This is why you feel more tired in autumn, according to sleep experts

It’s 6am. Your alarm goes off, but it’s still dark outside.

That’s the reality for many of us as the days get shorter and autumn draws in.

But while we likely still get the same amount of hours sleep as we did in the summer months, there’s something about those gloomy autumn mornings that make it much harder to wake up, fend off tiredness and feel alert for the rest of the day.

So what’s going on?

According to sleep expert and deputy CEO of The Sleep Charity, Lisa Artis, our biology is working against us.

‘In autumn it’s getting darker in an evening, which means melatonin (the sleep hormone) is produced earlier and makes us feel sleepy,’ she says.

‘It is also darker in the mornings which keeps our melatonin levels high, meaning that we feel sleepy throughout the day.

‘Natural light makes you feel more awake and signals to your internal body clock that it’s time to wake up and to stop producing melatonin.’

If you’re struggling to get up in the morning, Lisa suggests positioning your alarm far away, using a sunrise alarm (one that gets brighter to wake you up), putting the lights on soon after you wake up, and having a cold shower.

All of these things can make us feel more alert and help if our bodies feel out of sync with the time of day.

‘Open your curtains so that as soon as it starts to get lighter you will feel the benefits. Consider using light box therapy if you really do struggle,’ she says.

How to beat winter tiredness

Lisa suggests:

  • Continue to practice good ‘sleep hygiene’, which includes keeping regular sleep and wake hours and making sure you’re sleeping on comfortable, supportive bed.
  • Take a look at your pre-bedtime routine and see if there is anything that you could change to improve your sleep.
  • Alcohol is bad for sleep and, while it might make you feel tired and go to sleep quickly, your sleep won’t be as deep meaning it won’t be as restorative for your mind or body.
  • Small changes to your diet or routine can make a big impact on your sleep quality.

From a nutritional standpoint, there’s things to keep in mind too.

Lisa Marley, nutritionist for beverage brand Nohrlund, says reduced daylight can disrupt our circadian rhythm (the internal body clock) and lower sunlight exposure can reduce our vitamin D levels, impacting energy.

‘To feel more energised, focus on a well-balanced diet rich in fruits, vegetables, whole grains, proteins, and healthy fats,’ she says.

‘Ensure you’re getting enough vitamin D and drinking enough water as hydration can combat fatigue. 

‘Dried apricots are a great choice for energy as they are a great source of iron. Bananas are high in potassium, complex carbs and vitiating B6. They are a instant energy booster.’

It’s also worth getting a blood test to check your iron and vitamin D levels, to see if you need supplements.

Though alcohol isn’t sleep’s best friend, as we move closer to Christmas, drinking socially will ramp up for many – which can also impact sleep.
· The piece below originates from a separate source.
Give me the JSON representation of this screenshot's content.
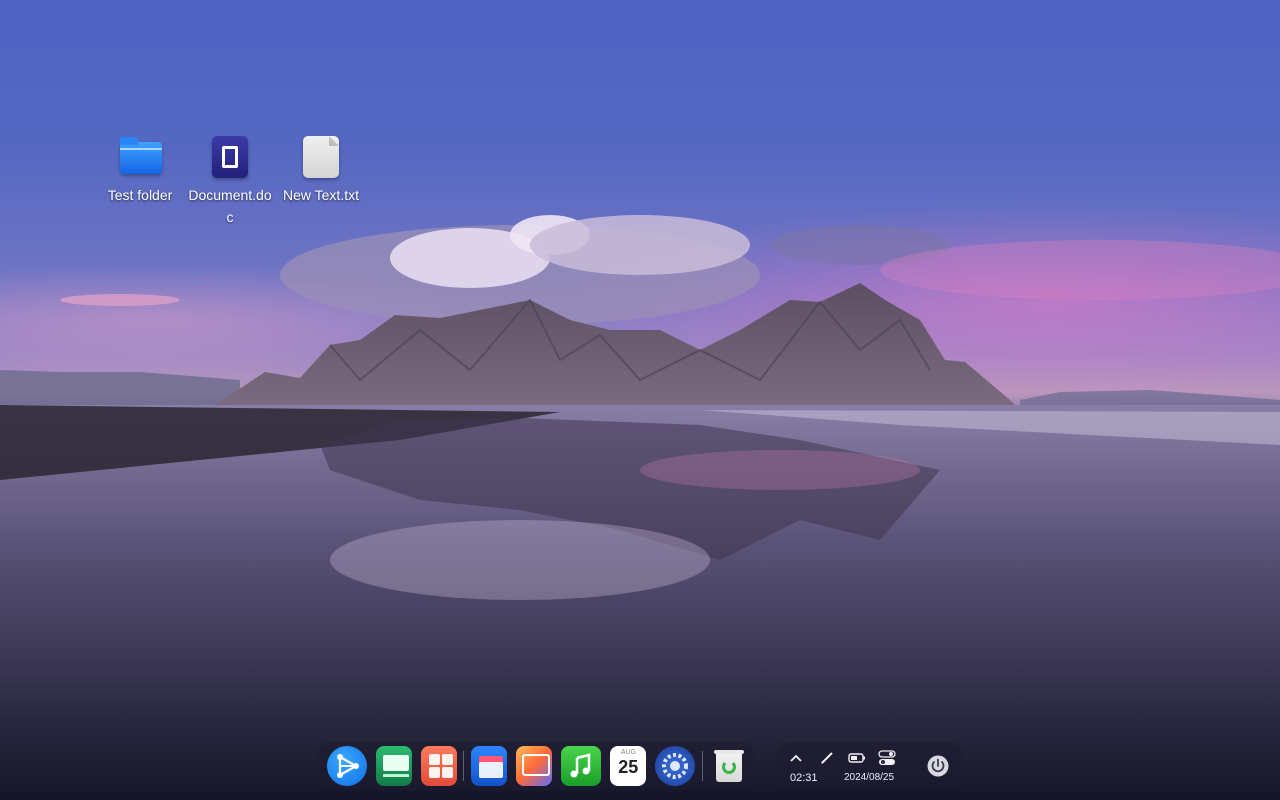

But Lisa says there are things you can eat to aid recovery, and begin to feel more alert.

‘Eating blueberries before and after drinking can help with drink related inflammation. Sweet potatoes are a great way to replace magnesium and Vitamin A, due to lost stores caused by alcohol consumption,’ she says.
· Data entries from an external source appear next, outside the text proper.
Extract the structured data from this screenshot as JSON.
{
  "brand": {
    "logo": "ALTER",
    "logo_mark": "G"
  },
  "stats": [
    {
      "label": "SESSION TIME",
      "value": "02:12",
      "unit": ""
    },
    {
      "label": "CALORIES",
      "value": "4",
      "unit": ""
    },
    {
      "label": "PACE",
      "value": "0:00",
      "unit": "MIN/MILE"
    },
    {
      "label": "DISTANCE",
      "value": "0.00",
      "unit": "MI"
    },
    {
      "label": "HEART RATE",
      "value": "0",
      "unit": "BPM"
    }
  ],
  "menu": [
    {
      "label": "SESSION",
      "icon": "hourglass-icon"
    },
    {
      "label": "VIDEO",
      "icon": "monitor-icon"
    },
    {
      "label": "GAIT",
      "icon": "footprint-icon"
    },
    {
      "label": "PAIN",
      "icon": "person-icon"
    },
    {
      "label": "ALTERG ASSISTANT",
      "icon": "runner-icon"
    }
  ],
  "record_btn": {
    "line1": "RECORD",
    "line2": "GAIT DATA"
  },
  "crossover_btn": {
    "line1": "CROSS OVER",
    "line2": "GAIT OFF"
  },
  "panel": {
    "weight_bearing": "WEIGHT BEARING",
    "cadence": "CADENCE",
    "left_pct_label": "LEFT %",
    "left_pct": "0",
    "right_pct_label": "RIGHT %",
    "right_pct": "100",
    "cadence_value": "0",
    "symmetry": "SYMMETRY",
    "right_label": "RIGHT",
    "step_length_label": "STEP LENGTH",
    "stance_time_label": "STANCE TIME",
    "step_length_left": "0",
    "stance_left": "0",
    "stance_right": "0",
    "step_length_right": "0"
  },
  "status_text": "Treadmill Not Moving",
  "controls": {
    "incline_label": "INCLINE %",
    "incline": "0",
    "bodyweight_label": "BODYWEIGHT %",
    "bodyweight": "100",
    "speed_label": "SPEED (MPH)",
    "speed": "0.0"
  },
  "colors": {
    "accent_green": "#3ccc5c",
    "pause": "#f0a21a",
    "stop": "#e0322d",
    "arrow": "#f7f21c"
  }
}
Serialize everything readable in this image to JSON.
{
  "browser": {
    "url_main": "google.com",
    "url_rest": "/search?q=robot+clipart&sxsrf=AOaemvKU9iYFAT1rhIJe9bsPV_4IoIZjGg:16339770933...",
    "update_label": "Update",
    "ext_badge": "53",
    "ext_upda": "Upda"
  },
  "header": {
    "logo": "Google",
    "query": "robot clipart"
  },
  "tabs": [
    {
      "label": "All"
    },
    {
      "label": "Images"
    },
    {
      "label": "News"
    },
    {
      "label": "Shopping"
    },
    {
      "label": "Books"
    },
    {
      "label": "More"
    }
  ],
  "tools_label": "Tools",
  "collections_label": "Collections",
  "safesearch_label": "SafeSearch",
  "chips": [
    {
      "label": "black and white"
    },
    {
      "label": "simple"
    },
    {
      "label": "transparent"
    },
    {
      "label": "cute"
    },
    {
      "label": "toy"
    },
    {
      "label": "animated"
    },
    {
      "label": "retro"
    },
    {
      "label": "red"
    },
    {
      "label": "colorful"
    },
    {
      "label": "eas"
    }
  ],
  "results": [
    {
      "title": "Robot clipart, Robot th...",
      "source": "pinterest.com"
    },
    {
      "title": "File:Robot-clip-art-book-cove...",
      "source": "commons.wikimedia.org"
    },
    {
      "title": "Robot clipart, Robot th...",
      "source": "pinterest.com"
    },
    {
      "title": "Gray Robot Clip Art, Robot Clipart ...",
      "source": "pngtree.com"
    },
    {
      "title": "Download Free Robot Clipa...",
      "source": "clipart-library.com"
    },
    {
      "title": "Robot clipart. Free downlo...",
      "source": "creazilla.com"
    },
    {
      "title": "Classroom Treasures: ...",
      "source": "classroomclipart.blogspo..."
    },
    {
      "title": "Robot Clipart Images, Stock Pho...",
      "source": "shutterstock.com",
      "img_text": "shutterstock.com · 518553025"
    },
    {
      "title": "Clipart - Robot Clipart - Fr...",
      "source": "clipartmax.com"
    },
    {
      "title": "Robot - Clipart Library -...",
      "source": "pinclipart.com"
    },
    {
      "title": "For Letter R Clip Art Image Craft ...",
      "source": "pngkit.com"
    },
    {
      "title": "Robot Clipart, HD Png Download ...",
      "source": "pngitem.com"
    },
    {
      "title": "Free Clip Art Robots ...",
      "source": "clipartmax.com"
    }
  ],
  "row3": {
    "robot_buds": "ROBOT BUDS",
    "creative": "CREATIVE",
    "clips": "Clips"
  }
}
‘Eating an avocado or a banana before you turn to your tipple of choice can protect against liver damage as like bananas, they contain high amounts of potassium.

‘Roasted vegetables with wholewheat pasta is a great dinner to eat if you have a hangover. The high water content in vegetables will help with dehydration and the pasta will help you feel full and stop the sugar cravings.’

It’s time to get your routine in check, as winter is out to bite.